The Secretarial Auditors Report for 2023 does not contain any qualification, reservation, or adverse remark. The Secretarial Auditors Report is enclosed as Annexure III to the Boards report, which forms part of this Integrated Annual Report.

Statutory Auditors

Pursuant to the provisions of the Section 139 of the Act and the Rules made, M/s. G.P. Sharma & Company, LLP, Chartered Accountants were appointed as Statutory Auditor for a period of 1 (one) year, i.e., FY 2022-2023. The appointment and remuneration of Statutory Auditor has been duly approved by the Board and the lenders.

Cost Auditors

Since the Company is not falling under the threshold limit of Cost Audit, hence, Cost Audit is not applicable for the financial year 2022-2023.

Secretarial Auditors

Pursuant to provisions of Section 204 of the Act read with the Companies (Appointment and Remuneration of Managerial Personnel) Rules, 2014, the Company has re-appointed M/s.
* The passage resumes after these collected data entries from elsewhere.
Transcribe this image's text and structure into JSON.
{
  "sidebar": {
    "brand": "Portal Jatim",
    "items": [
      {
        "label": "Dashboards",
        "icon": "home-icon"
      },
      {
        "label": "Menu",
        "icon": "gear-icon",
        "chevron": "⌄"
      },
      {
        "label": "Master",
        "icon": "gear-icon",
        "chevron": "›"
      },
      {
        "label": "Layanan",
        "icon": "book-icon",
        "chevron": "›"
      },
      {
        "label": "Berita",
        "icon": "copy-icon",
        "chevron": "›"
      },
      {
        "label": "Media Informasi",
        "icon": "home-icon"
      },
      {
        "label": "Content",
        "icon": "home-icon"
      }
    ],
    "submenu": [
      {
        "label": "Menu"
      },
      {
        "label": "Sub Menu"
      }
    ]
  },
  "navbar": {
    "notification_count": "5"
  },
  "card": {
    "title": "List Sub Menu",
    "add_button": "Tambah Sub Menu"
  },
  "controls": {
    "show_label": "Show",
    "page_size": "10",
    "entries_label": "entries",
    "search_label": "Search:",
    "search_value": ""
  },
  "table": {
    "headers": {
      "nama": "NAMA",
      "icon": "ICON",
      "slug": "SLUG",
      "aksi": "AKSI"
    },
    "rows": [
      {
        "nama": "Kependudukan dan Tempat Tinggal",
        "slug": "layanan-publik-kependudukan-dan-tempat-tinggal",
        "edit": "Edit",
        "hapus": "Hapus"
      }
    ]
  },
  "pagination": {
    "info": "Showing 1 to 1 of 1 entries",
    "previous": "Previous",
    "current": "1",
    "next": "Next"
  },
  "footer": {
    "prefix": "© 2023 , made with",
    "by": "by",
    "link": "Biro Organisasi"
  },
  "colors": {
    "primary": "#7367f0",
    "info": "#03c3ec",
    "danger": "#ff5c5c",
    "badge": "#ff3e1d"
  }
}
Sandeep Dubey & Associates as the Secretarial Auditor of the Company for the year ended March 31, 2023. The Secretarial Audit Report furnished by M/s. Sandeep Dubey & Associates for the financial year 2023 is annexed as Annexure III to this report. The Secretarial Audit Report furnished by M/s. Sandeep Dubey & Associates contains some observations that are self-explanatory and need no further comments.

EXTRACT OF ANNUAL RETURN

The Extract of Annual Return for the F.Y. 2022-2023 is available on the Companys Website i.e. www.jyotistructures.in.

FIXED DEPOSITS

During the year, Company has neither accepted nor renewed any new fixed deposits.

PARTICULARS OF LOANS, GUARANTEES OR INVESTMENTS

Details of loans, guarantees or investments covered under the provisions of Section 186 of the Act are given in notes to the standalone financial statements forming part of the Annual Report.

TRANSFER TO INVESTOR EDUCATION & PROTECTION FUND (IEPF)

During the year, the Company has transferred as per the requirement of the Act, unclaimed dividend amounts to Investor Education and Protection Fund.

CORPORATE GOVERNANCE

The Company has complied with the corporate governance requirements (to the extent possible, instances of non- compliances as pointed in the secretarial audit report) under the Act and as stipulated under the SEBI LODR Regulations. Managements Discussion and Analysis, Corporate Governance Report, together with Auditors Certicate on compliance with the conditions of Corporate Governance as laid down are enclosed, which form part of this Annual Report.

INTERNAL CONTROL SYSTEM

The Company has adequate system of internal controls in place. The Company has aligned its internal controls with the requirements of Act. The Company has adopted Internal control is the policies and procedures for ensuring the orderly and efficient conduct of its business, including adherence to companys policies, the safeguarding of its assets, the prevention and detection of frauds and errors, the accuracy and completeness of the accounting records, and the timely preparation of reliable financial information. The Company is committed to ensuring an effective Internal Control environment that will help in preventing and detecting errors and irregularities, thus ensuring security of Companys assets and efficiency of operations. The Company has an internal control mechanism which is commensurate with the size and complexity of business and aligned with evolving business needs. This is demonstrated through various means including, but not limited to Code of Conduct together with the Whistle Blower Policy.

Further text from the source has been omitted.